The mapping is well modelled by a convolutional neural network. The trick, however, shall lie in how to implement the tuning of mapping layer properties on the fly. For this we intend to use dynamic graphs (which are implementable with ease using the new features of PyTorch.

The Tectum Emulator is like the fully connected layer of conventional deep neural networks. It extracts symbolic information from the multi-level maps. The main difference in our architecture will be the fact that this block gathers spatial information from multiple layers.
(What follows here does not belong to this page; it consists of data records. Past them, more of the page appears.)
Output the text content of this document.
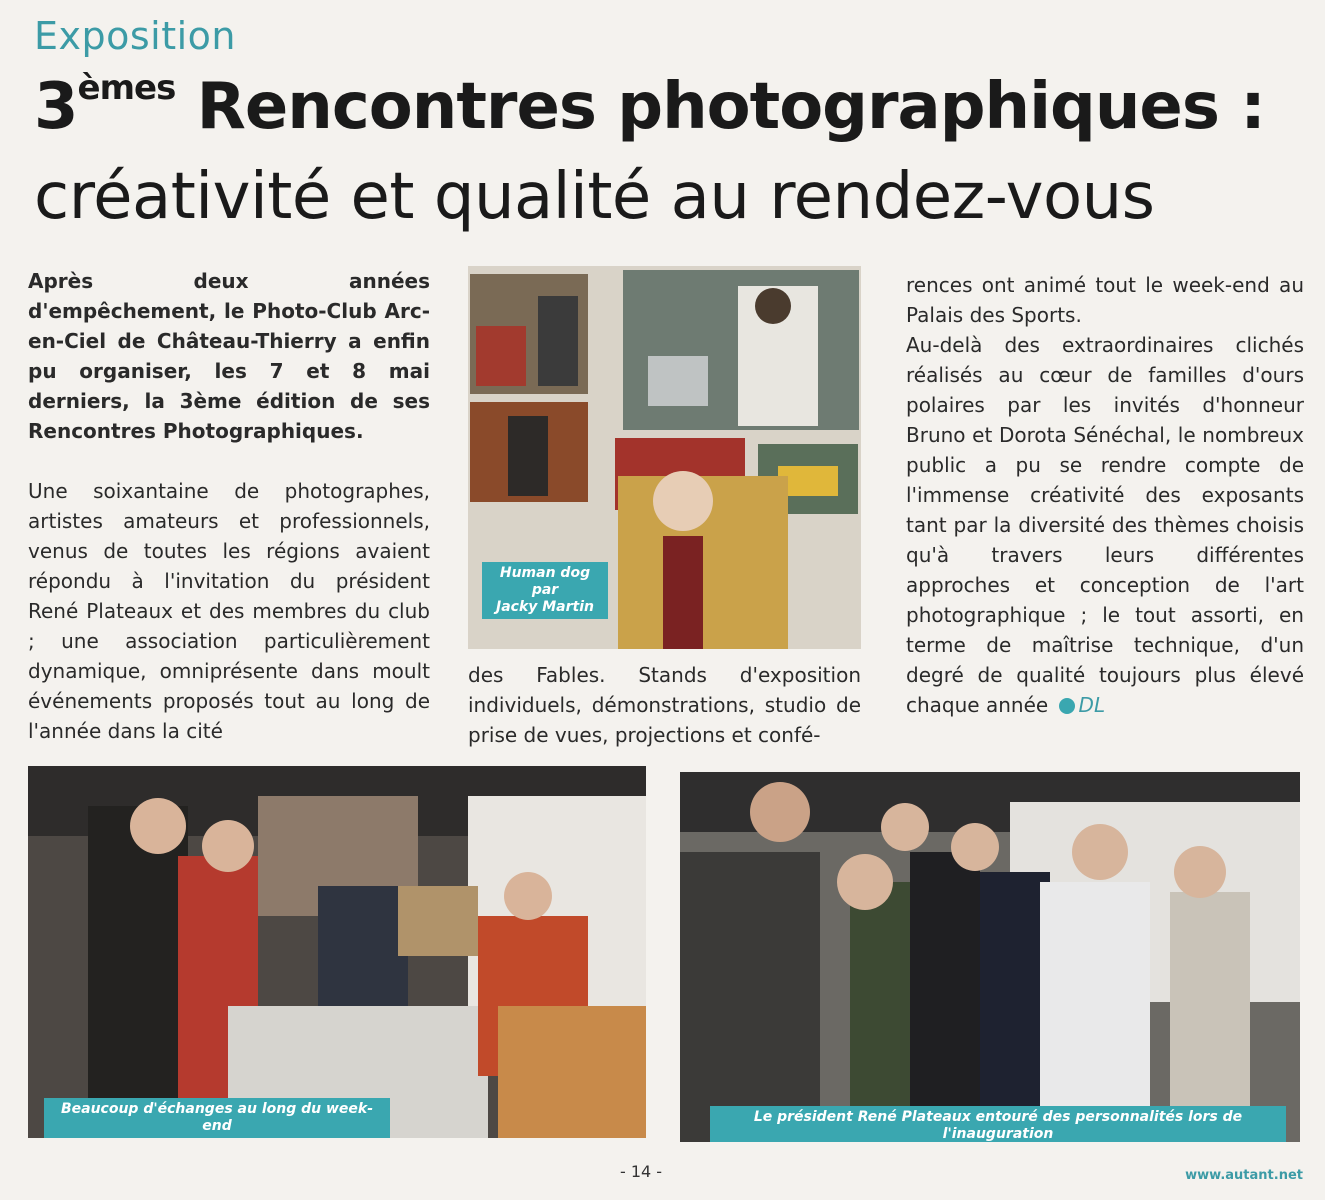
Exposition
3èmes Rencontres photographiques :
créativité et qualité au rendez-vous

Après deux années d'empêchement, le Photo-Club Arc-en-Ciel de Château-Thierry a enfin pu organiser, les 7 et 8 mai derniers, la 3ème édition de ses Rencontres Photographiques.

Une soixantaine de photographes, artistes amateurs et professionnels, venus de toutes les régions avaient répondu à l'invitation du président René Plateaux et des membres du club ; une association particulièrement dynamique, omniprésente dans moult événements proposés tout au long de l'année dans la cité

Human dog
par
Jacky Martin

des Fables. Stands d'exposition individuels, démonstrations, studio de prise de vues, projections et confé-

rences ont animé tout le week-end au Palais des Sports.

Au-delà des extraordinaires clichés réalisés au cœur de familles d'ours polaires par les invités d'honneur Bruno et Dorota Sénéchal, le nombreux public a pu se rendre compte de l'immense créativité des exposants tant par la diversité des thèmes choisis qu'à travers leurs différentes approches et conception de l'art photographique ; le tout assorti, en terme de maîtrise technique, d'un degré de qualité toujours plus élevé chaque année DL

Beaucoup d'échanges au long du week-end
Le président René Plateaux entouré des personnalités lors de l'inauguration
- 14 -	www.autant.net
The Pallium Emulator is a symbolic computational block which gathers information from the Tecturm Emulator and also from the layers of neural networks. A WEF deals with three major types of tasks (active-echolocation, passive-echolocation and communication) and hence can change the mapping and sensor parameters accordingly. In our case we can set a broad range of possible situations and accordingly let the Pallium Emulator know what action to be taken. Accordingly it can send the necessary command to the mapping layers and to the active sensors.

4 Conclusion

In this paper we presented an cognitive architecture inspired by the neuroethology of weakly electric fish. The fact that the neurological action of the fish has been well studied was one of the factors which inspired us. In addition to this we believed that it might be better (and easier) to model lower vertebrates than directly aiming to model human brain which is much more complicated and much less understood. In our architecture we tried to focus on two major aspects of the fish which we considered to be interesting to be emulated. The first of these aspects, which we believe our architecture shall achieve, is global feedback. Global feedback has been one of the proposed schemes to connect symbolic layers with non-symbolic layers. The fish manages this by controlling the modulation and sensitivity of its sensors. The second aspect, we aimed at, was hyper-acuity. The fish processes the information by representing representing the stimulus as a neural map which is believed to be a major reason for how it achieves hyper-acuity.

In our future work we shall implement this architecture on a robotic platform and validate its performance.